About seven or eight months I got the opportunity to support an application written in Scala. It had been a long time since I had learnt a new programming language and I had been interested in Scala for a while so I decided to go for it. I thought I’d note down a few things I’ve noticed whilst learning Scala coming from a Java background.

Expressiveness

My programming history started with Perl before I learnt and got a job in Java so I’m used to expressive languages. I certainly understand people’s criticism of Java being too verbose. IDEs, libraries and newer versions are helping with this but the language wasn’t built with these from the start so they can feel a little tacked on. Scala is filled with syntactic sugar and functional paradigms that encourage more readable and expressive code.

For example, in ScalaTest we can have the following assert in our unit test:

pub must not be None

Whereas in a Java JUnit test we have:

assertNotNull(pub);

Or if we use one of the matcher libraries to make it read better:

assertThat(pub, not(is(null)));

Functional Programming

Functional programming definitely takes a change in thinking when coming from OOP. Recursion is one of those things that I use so rarely that it always takes a bit of work to get my head in that space again.
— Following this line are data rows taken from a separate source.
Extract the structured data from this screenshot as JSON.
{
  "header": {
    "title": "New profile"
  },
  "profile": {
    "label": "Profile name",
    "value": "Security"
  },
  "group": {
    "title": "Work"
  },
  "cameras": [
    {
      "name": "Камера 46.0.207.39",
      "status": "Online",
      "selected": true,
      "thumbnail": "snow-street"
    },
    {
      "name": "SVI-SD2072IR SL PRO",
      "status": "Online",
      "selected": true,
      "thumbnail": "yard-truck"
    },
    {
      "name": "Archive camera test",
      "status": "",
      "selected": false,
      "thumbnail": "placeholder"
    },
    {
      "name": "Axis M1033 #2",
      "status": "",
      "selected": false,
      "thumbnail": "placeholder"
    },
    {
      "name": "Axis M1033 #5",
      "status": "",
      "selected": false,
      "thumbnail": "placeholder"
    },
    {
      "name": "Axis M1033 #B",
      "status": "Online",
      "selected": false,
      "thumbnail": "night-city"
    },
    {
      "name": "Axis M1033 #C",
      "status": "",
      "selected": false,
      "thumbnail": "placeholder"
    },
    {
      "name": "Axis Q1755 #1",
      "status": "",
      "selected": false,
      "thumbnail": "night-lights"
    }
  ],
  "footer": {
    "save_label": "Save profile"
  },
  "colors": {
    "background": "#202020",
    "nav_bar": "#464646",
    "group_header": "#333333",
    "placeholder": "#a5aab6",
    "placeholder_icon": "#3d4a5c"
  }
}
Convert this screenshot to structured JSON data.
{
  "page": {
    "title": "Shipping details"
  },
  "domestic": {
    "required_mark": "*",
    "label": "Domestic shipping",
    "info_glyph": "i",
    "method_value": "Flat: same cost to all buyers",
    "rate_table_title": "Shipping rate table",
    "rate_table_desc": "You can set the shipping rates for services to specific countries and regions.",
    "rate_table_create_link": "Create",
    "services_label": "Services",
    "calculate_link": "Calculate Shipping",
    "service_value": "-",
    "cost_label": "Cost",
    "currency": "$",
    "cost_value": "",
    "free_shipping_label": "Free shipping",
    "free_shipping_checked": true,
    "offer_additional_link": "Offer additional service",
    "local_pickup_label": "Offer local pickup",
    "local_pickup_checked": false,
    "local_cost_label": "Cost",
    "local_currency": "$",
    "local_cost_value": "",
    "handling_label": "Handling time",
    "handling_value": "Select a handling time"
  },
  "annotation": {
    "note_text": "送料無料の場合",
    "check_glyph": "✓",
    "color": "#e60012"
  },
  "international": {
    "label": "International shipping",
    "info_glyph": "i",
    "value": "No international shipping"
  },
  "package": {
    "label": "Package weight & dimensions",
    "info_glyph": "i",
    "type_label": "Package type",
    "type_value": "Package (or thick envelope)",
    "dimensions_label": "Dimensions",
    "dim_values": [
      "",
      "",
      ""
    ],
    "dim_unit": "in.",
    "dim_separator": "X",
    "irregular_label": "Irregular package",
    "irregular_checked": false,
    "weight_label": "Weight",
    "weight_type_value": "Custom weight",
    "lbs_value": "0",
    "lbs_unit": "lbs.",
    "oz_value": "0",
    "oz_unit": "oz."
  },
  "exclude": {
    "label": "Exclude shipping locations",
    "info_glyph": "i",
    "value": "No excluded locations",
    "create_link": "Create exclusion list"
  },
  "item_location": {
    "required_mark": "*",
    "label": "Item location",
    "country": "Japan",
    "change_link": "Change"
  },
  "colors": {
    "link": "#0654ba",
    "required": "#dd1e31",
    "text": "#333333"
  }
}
Not throwing exceptions requires thinking about problems slightly differently. In Java, Spring MVC makes exception handling really easy by allowing you to map exception handlers to HTTP response codes. You can then just throw an exception to return whatever response you like. In FP you shouldn’t throw exceptions. But as FP is baked into Scala there are classes like Option and Either that allow the return of exceptional data or when working with asynchronous code then Future provides nice error handling without requiring exceptions in a similar way to a JavaScript Promise.

Luckily I’ve spent the last couple of years embracing a few of the tenants of FP in my Java programming. Things like immutable classes, immutable data structures and marking variables as final has helped me write cleaner code. Java 8 has also helped by providing map, flatMap, reduce, etc on Collection classes so it’s been easier to work with immutable data structures.

Missing Spring Boot

I’ve been using the Play Framework for building web apps in Scala which seems to be the popular choice. It’s serviceable but my recent heavy use of Spring Boot has completely spoilt me. Spring Boot is such a great framework that provides so much for free. It would probably be the biggest reason for me choosing Java over Scala for a side project.